Despite the fact that BMI has risen around the world overall, the study authors noted that excessively low body weight remained a serious public health issue in the world's poorest regions.

In southern Asia, almost a quarter of the population were still underweight, and in central and east Africa more than 15% of men and 12% of women weighed too little.

Writing in the journal, Professor George Davey Smith from the School of Social and Community Medicine at the University of Bristol, stressed the importance of not letting obesity divert attention away from poor nutrition.

"A focus on obesity at the expense of recognition of the substantial remaining burden of under-nutrition threatens to divert resources away from disorders that affect the poor to those that are more likely to affect the wealthier in low income countries," he said.

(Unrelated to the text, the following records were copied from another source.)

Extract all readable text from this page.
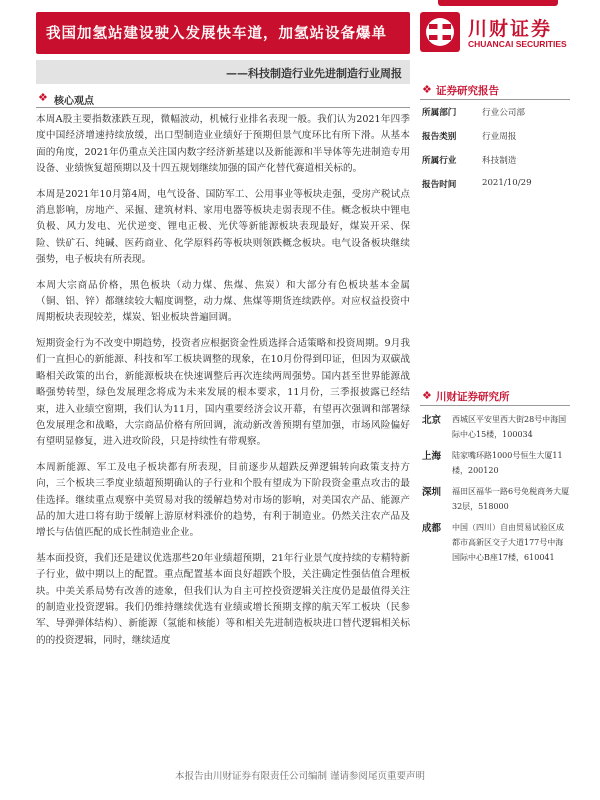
我国加氢站建设驶入发展快车道，加氢站设备爆单	川财证券
CHUANCAI SECURITIES
——科技制造行业先进制造行业周报
❖ 核心观点

本周A股主要指数涨跌互现，微幅波动，机械行业排名表现一般。我们认为2021年四季度中国经济增速持续放缓，出口型制造业业绩好于预期但景气度环比有所下滑。从基本面的角度，2021年仍重点关注国内数字经济新基建以及新能源和半导体等先进制造专用设备、业绩恢复超预期以及十四五规划继续加强的国产化替代赛道相关标的。

本周是2021年10月第4周，电气设备、国防军工、公用事业等板块走强，受房产税试点消息影响，房地产、采掘、建筑材料、家用电器等板块走弱表现不佳。概念板块中锂电负极、风力发电、光伏逆变、锂电正极、光伏等新能源板块表现最好，煤炭开采、保险、铁矿石、纯碱、医药商业、化学原料药等板块则领跌概念板块。电气设备板块继续强势，电子板块有所表现。

本周大宗商品价格，黑色板块（动力煤、焦煤、焦炭）和大部分有色板块基本金属（铜、铝、锌）都继续较大幅度调整，动力煤、焦煤等期货连续跌停。对应权益投资中周期板块表现较差，煤炭、铝业板块普遍回调。

短期资金行为不改变中期趋势，投资者应根据资金性质选择合适策略和投资周期。9月我们一直担心的新能源、科技和军工板块调整的现象，在10月份得到印证，但因为双碳战略相关政策的出台，新能源板块在快速调整后再次连续两周强势。国内甚至世界能源战略强势转型，绿色发展理念将成为未来发展的根本要求，11月份，三季报披露已经结束，进入业绩空窗期，我们认为11月，国内重要经济会议开幕，有望再次强调和部署绿色发展理念和战略，大宗商品价格有所回调，流动新改善预期有望加强，市场风险偏好有望明显修复，进入进攻阶段，只是持续性有带观察。

本周新能源、军工及电子板块都有所表现，目前逐步从超跌反弹逻辑转向政策支持方向，三个板块三季度业绩超预期确认的子行业和个股有望成为下阶段资金重点攻击的最佳选择。继续重点观察中美贸易对我的缓解趋势对市场的影响，对美国农产品、能源产品的加大进口将有助于缓解上游原材料涨价的趋势，有利于制造业。仍然关注农产品及增长与估值匹配的成长性制造业企业。

基本面投资，我们还是建议优选那些20年业绩超预期，21年行业景气度持续的专精特新子行业，做中期以上的配置。重点配置基本面良好超跌个股，关注确定性强估值合理板块。中美关系局势有改善的迹象，但我们认为自主可控投资逻辑关注度仍是最值得关注的制造业投资逻辑。我们仍维持继续优选有业绩或增长预期支撑的航天军工板块（民参军、导弹弹体结构）、新能源（氢能和核能）等和相关先进制造板块进口替代逻辑相关标的的投资逻辑，同时，继续适度

❖ 证券研究报告
所属部门	行业公司部
报告类别	行业周报
所属行业	科技制造
报告时间	2021/10/29
❖ 川财证券研究所
北京	西城区平安里西大街28号中海国际中心15楼，100034
上海	陆家嘴环路1000号恒生大厦11楼，200120
深圳	福田区福华一路6号免税商务大厦32层，518000
成都	中国（四川）自由贸易试验区成都市高新区交子大道177号中海国际中心B座17楼，610041
本报告由川财证券有限责任公司编制 谨请参阅尾页重要声明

Professor Neena Modi, president of the Royal College of Paediatrics and Child Health, added: "These results are a stark reminder to Government of the work that still must be done to combat obesity.

"This is an international problem, and worldwide joined-up thinking is needed to make progress.

"The UK can be a world leader in tackling obesity and the Government's upcoming Children's Obesity Strategy provides a good opportunity to be that leader.

"The recent announcement of a sugar tax is a welcome start. We look forward to seeing a rigorous evaluation of its impact so that other countries can benefit from this excellent UK example."